Dr. Teresa Smith, an emergency physician at Kings County Hospital in New York City, says we are in a place where we have learned to adapt, with vaccinations and other preventive measures such as hand washing and testing, as well as treatments, such as Paxlovid, during the COVID-19 public health emergency.
At the end of the public health emergency, you will no longer see the city’s mobile testing sites. However, vaccination, testing and treatment will still be available by appointment at NYC Health + Hospitals locations.
New Yorkers will continue to have access to free home delivery of treatments such as Paxlovid.
Meanwhile, in Connecticut, the health emergency declaration enacted by Governor Ned Lamont at the immediate onset of the pandemic on March 10, 2020 is set to expire on Thursday, the same day the federal public health emergency declaration ends.
Lamont’s declaration helped the state’s executive branch use certain emergency powers to address the crisis, provide flexibility in health-related areas and ensure that federal resources could be delivered to the state. With the expiration of the declaration, those powers expire as well.
Here’s what the end of the COVID-19 federal public health emergency means.
COVID-19 vaccines and certain treatments
According to the U.S. Department of Health and Human Services (HHS), access to COVID-19 vaccines and certain treatments, such as Paxlovid and Lagevrio, will not be affected.

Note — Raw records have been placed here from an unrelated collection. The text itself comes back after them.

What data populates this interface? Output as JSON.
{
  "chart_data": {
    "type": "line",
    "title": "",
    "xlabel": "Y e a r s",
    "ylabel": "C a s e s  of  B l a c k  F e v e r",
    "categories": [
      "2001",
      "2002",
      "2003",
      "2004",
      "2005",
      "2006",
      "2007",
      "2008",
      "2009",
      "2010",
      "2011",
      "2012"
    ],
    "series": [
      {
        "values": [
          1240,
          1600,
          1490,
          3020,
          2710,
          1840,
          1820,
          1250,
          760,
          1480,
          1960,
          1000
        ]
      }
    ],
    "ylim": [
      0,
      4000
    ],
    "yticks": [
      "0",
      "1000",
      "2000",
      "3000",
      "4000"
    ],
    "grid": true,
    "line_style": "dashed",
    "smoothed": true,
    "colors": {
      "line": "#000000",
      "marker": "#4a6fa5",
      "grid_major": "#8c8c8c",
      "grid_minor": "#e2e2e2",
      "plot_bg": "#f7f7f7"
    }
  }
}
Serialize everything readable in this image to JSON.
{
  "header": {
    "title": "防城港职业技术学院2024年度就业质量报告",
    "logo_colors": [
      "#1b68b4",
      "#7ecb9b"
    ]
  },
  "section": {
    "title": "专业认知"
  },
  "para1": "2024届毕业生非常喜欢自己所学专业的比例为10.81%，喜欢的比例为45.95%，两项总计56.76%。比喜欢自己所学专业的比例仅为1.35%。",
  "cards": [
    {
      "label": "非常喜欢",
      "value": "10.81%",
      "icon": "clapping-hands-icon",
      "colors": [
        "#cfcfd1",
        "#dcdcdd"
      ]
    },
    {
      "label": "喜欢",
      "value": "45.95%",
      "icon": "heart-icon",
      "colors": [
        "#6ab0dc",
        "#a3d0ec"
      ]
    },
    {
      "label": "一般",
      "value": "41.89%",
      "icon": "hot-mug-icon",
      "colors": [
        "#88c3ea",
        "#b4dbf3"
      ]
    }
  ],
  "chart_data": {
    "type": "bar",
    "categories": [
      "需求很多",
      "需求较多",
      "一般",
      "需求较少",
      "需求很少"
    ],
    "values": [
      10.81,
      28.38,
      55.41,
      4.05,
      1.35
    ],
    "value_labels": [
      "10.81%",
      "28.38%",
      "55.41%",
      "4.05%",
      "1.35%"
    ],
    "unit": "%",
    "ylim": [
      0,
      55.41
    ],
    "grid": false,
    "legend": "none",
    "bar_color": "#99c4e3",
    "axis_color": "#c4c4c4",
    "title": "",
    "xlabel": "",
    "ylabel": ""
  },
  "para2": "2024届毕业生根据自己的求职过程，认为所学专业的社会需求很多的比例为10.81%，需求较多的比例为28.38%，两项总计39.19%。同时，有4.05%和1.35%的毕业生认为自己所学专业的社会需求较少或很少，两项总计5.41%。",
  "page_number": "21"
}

However, according to HHS, once the federal government stops purchasing or distributing vaccines and treatments, this may affect payment, coverage and access. But, in preparation for this transition, government partners are making plans for a smooth transition of COVID-19 vaccines and certain treatments to enter “the traditional health care market, which will occur in the coming months.”
“When that transition to the traditional health care marketplace occurs, to protect families, the Administration has facilitated access to COVID-19 vaccines with no out-of-pocket costs for nearly everyone and will continue to ensure that effective COVID-19 treatments, such as Paxlovid, are widely available,” says HHS, adding that “after the transition to the traditional health care marketplace, out-of-pocket costs for certain treatments, such as Paxlovid and Lagevrio, may change, depending on an individual’s health care coverage, similar to the costs one may experience for other covered drugs. Medicaid programs will continue to cover COVID-19 treatments with no cost-sharing through September 30, 2024. After that, coverage and cost-sharing may vary by state.”